Vrije Tribune Hier geven we een forum aan organisaties, columnisten en gastbloggers

‘De Wever en Jambon kunnen dan nog plechtig verklaren dat zij het stakingsrecht en het recht op vrije meningsuiting respecteren, de angstpsychose die ze creëren ondermijnt dat volledig’, aldus advocaten Jan Buelens en Joke Callewaert.

De betoging van 6 november blijft de geesten beroeren. Niet zozeer omwille van het feit dat het om de grootste anti-regeringsbetoging gaat sinds 1986, maar wel omwille van de confrontatie die in de marge ervan plaatsvond met de politie. Alleen al de verhouding tussen het aantal betogers en het aantal personen dat deelnam aan die confrontatie, zou moeten aanzetten tot enige relativering.

De confrontatie wordt immers aangegrepen om een aantal maatregelen, zoals voorzien in het regeerakkoord, versneld ten uitvoer te brengen.

Versterking van de ordehandhaving in theorie en praktijk

Tot nog toe werd er veel aandacht besteed aan het (anti)sociaal luik van het regeerakkoord, maar ten onrechte veel minder aan het (anti)democratisch luik.

De realiteit zal dit echter snel noodzakelijk maken.

De regeringsverklaring is een gevaar voor de democratische rechten. Gebruikmakend van de bezorgdheid van de bevolking over de import van de zogenaamde jihad naar Europa heeft de regering een globaal plan uitgewerkt tegen elke “radicalisering”. Dat plan bevat zowel de oprichting van een Nationale Veiligheidsraad, een mogelijke inschakeling van het leger, een versterking van de ordehandhavingstaken van de politie en de inperking van de controlemogelijkheden op het optreden van deze politie.

In de schoot van de Nationale Veiligheidsraad vindt een nooit geziene centralisatie van macht en vooral van inlichtingen plaats.
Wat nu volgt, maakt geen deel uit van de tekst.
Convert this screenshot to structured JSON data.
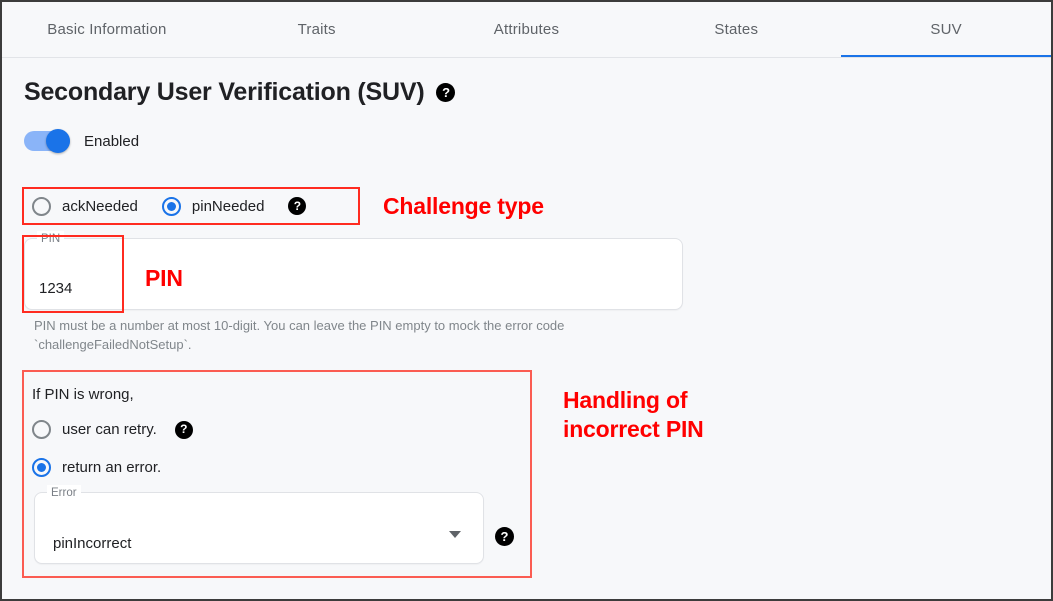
{
  "tabs": [
    {
      "label": "Basic Information",
      "active": false
    },
    {
      "label": "Traits",
      "active": false
    },
    {
      "label": "Attributes",
      "active": false
    },
    {
      "label": "States",
      "active": false
    },
    {
      "label": "SUV",
      "active": true
    }
  ],
  "page": {
    "title": "Secondary User Verification (SUV)",
    "title_help_icon": "help-icon"
  },
  "enabled_toggle": {
    "label": "Enabled",
    "state": "on"
  },
  "challenge_type": {
    "options": [
      {
        "label": "ackNeeded",
        "selected": false
      },
      {
        "label": "pinNeeded",
        "selected": true
      }
    ],
    "help_icon": "help-icon",
    "annotation": "Challenge type"
  },
  "pin": {
    "legend": "PIN",
    "value": "1234",
    "annotation": "PIN",
    "helper_text": "PIN must be a number at most 10-digit. You can leave the PIN empty to mock the error code `challengeFailedNotSetup`."
  },
  "wrong_pin": {
    "title": "If PIN is wrong,",
    "options": [
      {
        "label": "user can retry.",
        "selected": false,
        "help_icon": "help-icon"
      },
      {
        "label": "return an error.",
        "selected": true
      }
    ],
    "error_select": {
      "legend": "Error",
      "value": "pinIncorrect",
      "caret_icon": "chevron-down-icon",
      "help_icon": "help-icon"
    },
    "annotation_line1": "Handling of",
    "annotation_line2": "incorrect PIN"
  },
  "colors": {
    "accent_blue": "#1a73e8",
    "toggle_track": "#8ab4f8",
    "annotation_red": "#ff0000",
    "box_red": "#ff2b20",
    "text_primary": "#202124",
    "text_secondary": "#5f6368",
    "background": "#f7f8fa"
  }
}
De door Snowden onthulde ontsporingen van de NSA (Amerikaanse Nationale Veiligheidsraad) die haar burgers op massale schaal bespioneerde zouden nochtans moeten aanzetten tot voorzichtigheid. Ook het feit dat radicalisering een zeer vaag begrip is, is een gevaarlijke evolutie. Zo is niet uitgesloten dat het dreigt toegepast te worden op al wie zich verzet. Bovendien blijkt dat de regering haar legitimiteit enkel op basis van de stembusuitslag van 25 mei wil baseren, en niet op basis van een constant democratisch proces van overleg en onderhandelingen met de verschillende actoren in de samenleving. In die logica wordt het verzet tegen regeringsmaatregelen meteen afgeserveerd als een verzet ’tegen de democratie’. Mag dat dan ook als ‘radicaal’ bestempeld worden? Tot op heden bestaat er een recht om te betogen, maar voor hoe lang nog?
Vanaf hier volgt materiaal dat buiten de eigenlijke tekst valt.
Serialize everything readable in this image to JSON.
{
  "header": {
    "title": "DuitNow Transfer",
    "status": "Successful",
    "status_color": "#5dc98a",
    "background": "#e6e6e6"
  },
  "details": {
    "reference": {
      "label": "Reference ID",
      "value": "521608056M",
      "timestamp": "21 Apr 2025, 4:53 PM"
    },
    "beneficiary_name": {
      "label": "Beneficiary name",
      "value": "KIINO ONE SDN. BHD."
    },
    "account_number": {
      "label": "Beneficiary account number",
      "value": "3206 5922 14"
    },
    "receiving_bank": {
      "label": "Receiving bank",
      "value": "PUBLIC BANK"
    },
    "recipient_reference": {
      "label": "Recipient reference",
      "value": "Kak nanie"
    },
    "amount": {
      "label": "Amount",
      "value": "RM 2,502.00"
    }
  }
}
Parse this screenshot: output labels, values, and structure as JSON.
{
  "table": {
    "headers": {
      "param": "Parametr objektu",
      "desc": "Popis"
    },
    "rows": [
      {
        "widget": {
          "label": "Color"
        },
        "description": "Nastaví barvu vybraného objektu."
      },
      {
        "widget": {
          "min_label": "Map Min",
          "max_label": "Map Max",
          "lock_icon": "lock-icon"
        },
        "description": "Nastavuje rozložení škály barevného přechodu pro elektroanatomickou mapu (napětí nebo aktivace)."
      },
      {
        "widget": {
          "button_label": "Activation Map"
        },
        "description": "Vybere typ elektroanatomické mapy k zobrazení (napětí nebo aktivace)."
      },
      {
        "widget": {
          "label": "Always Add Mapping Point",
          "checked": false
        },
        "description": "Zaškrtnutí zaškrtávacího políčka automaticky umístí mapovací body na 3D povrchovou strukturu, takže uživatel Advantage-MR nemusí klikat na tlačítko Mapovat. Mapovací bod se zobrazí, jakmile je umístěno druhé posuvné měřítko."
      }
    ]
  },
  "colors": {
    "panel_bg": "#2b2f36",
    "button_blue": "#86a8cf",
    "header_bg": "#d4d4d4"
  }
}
Meer dan aan andere ministers wordt ongeziene macht toegekend aan de Minister van Binnenlandse zaken, die en passant wordt omgedoopt tot Minister van Binnenlandse zaken én Veiligheid. Het is niet toevallig dat de N-VA deze ministerpost vanaf het begin claimde, en toegekend heeft aan Jan Jambon, waarvan men op zijn minst kan zeggen dat hij zich bevindt aan de rechterzijde van de N-VA.
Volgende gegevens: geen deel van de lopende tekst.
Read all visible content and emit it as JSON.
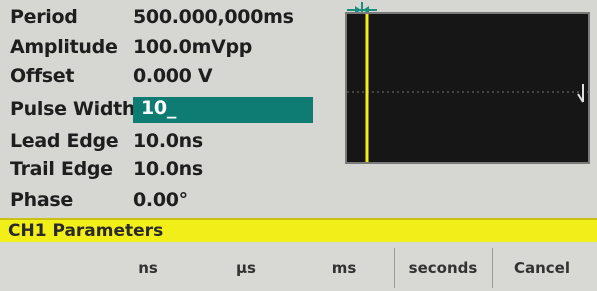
{
  "params": [
    {
      "label": "Period",
      "value": "500.000,000ms"
    },
    {
      "label": "Amplitude",
      "value": "100.0mVpp"
    },
    {
      "label": "Offset",
      "value": "0.000 V"
    },
    {
      "label": "Pulse Width",
      "value": "10_"
    },
    {
      "label": "Lead Edge",
      "value": "10.0ns"
    },
    {
      "label": "Trail Edge",
      "value": "10.0ns"
    },
    {
      "label": "Phase",
      "value": "0.00°"
    }
  ],
  "status": {
    "text": "CH1  Parameters"
  },
  "softkeys": [
    {
      "label": ""
    },
    {
      "label": "ns"
    },
    {
      "label": "µs"
    },
    {
      "label": "ms"
    },
    {
      "label": "seconds"
    },
    {
      "label": "Cancel"
    }
  ],
  "colors": {
    "edit_highlight": "#0f7c74",
    "status_bar": "#f2ee1a",
    "waveform": "#f2ee1a",
    "scope_bg": "#161616"
  }
}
Jan Jambon voegt meteen de daad bij het woord. Hij wil immers bij een volgende manifestatie desnoods “zelf in het commandocentrum zal plaatsnemen”. Nochtans behoort de ordehandhaving bij uitstek tot de gemeentelijke autonomie. Slechts als de verhouding tussen de lokale en federale politie in het geding is, kan Jambon op de proppen komen, en dan nog onder bepaalde voorwaarden. De voortvarendheid waarmee hij dat nu doet, is onaanvaardbaar.

Dezelfde voortvarendheid geldt voor de manier waarmee de Brusselse burgemeester Mayeur nu aan de schandpaal wordt genageld, nog voor er een ernstig onderzoek is gevoerd of enig ernstig overleg heeft plaatsgevonden. Dat ook de burgemeester van Antwerpen zijn collega uit Brussel in eenzelfde beweging afvalt is ongezien, en kan moeilijk anders begrepen worden dan een oordeel van een schaduwpremier.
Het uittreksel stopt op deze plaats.